Jean Allan Moodie, 64, a lawyer in the Office of Foreign Assets Control in the Treasury Department and a resident of the Washington area since 1942, died of septicemia Sunday at George Washington University Hospital. She lived in Falls Church.

Mrs. Moodie came here during World War II and began her federal career as a lawyer in the Office of Price Administration. The following year, she joined Treasury and was assigned to the Office of Foreign Funds Control. She helped draft regulations to block the transfer from this country of assets owned by Germany and other Axis powers.

The Office of Foreign Funds Control later became the Office of Foreign Assets Control During the 1950s and 1960s, Mrs. Moodie helped prepare measures to restrict trade with the People's Republic of China. When the United States resumed diplomatic relations with Peking in the 1970s, she helped dismantle these regulations. She also took part in drafting regulations to restrict trade with North Korea, Cuba and Vietnam and to embargo the importation of chrome from Southern Rhosesia, now Zimbabwe, when Southern Rhodesia was ruled by a white minority government.

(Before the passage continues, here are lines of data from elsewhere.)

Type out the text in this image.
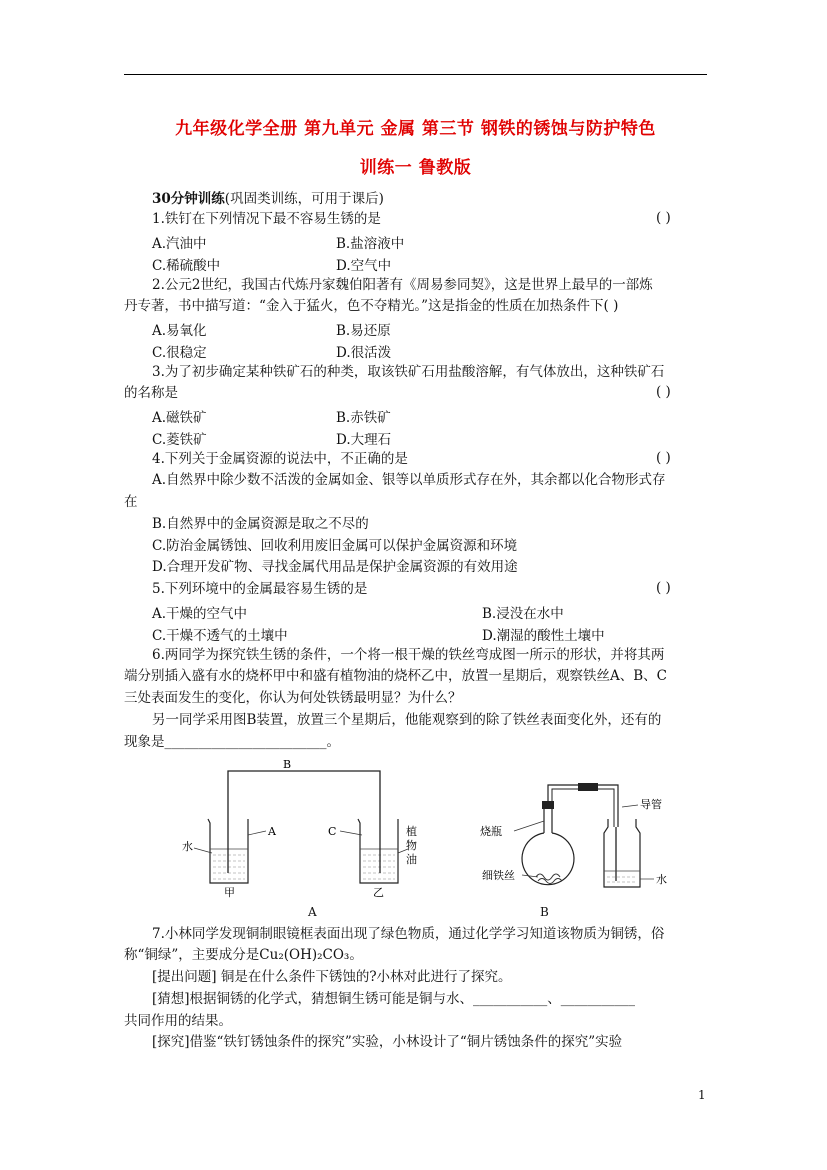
九年级化学全册 第九单元 金属 第三节 钢铁的锈蚀与防护特色
训练一 鲁教版
30分钟训练(巩固类训练，可用于课后)
1.铁钉在下列情况下最不容易生锈的是	( )
A.汽油中	B.盐溶液中
C.稀硫酸中	D.空气中
2.公元2世纪，我国古代炼丹家魏伯阳著有《周易参同契》，这是世界上最早的一部炼
丹专著，书中描写道：“金入于猛火，色不夺精光。”这是指金的性质在加热条件下( )
A.易氧化	B.易还原
C.很稳定	D.很活泼
3.为了初步确定某种铁矿石的种类，取该铁矿石用盐酸溶解，有气体放出，这种铁矿石
的名称是	( )
A.磁铁矿	B.赤铁矿
C.菱铁矿	D.大理石
4.下列关于金属资源的说法中，不正确的是	( )
A.自然界中除少数不活泼的金属如金、银等以单质形式存在外，其余都以化合物形式存
在
B.自然界中的金属资源是取之不尽的
C.防治金属锈蚀、回收利用废旧金属可以保护金属资源和环境
D.合理开发矿物、寻找金属代用品是保护金属资源的有效用途
5.下列环境中的金属最容易生锈的是	( )
A.干燥的空气中	B.浸没在水中
C.干燥不透气的土壤中	D.潮湿的酸性土壤中
6.两同学为探究铁生锈的条件，一个将一根干燥的铁丝弯成图一所示的形状，并将其两
端分别插入盛有水的烧杯甲中和盛有植物油的烧杯乙中，放置一星期后，观察铁丝A、B、C
三处表面发生的变化，你认为何处铁锈最明显？为什么？
另一同学采用图B装置，放置三个星期后，他能观察到的除了铁丝表面变化外，还有的
现象是________________________。
B
A
水
甲
C	植
物
油
乙
A
烧瓶
导管
细铁丝	水
B
7.小林同学发现铜制眼镜框表面出现了绿色物质，通过化学学习知道该物质为铜锈，俗
称“铜绿”，主要成分是Cu₂(OH)₂CO₃。
[提出问题] 铜是在什么条件下锈蚀的?小林对此进行了探究。
[猜想]根据铜锈的化学式，猜想铜生锈可能是铜与水、___________、___________
共同作用的结果。
[探究]借鉴“铁钉锈蚀条件的探究”实验，小林设计了“铜片锈蚀条件的探究”实验
1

Mrs. Moodie was born in Buffalo, N.Y., and graduated from Vassar College in 1938. In 1941, she earned a law degree at the University of Buffalo.

Survivors include her husband, John, of Falls Church; two sons, David, also of Falls Church, and Douglas, Of New York City, and three sisters, Virginia Hayes of Buffalo, Barbara Roberts of Denver, and Ann Corscaden of Houston.

The family suggests that expressions of sympathy be in the form of contributions to the Audubon Naturalist Society, or to the Legal Aid Society.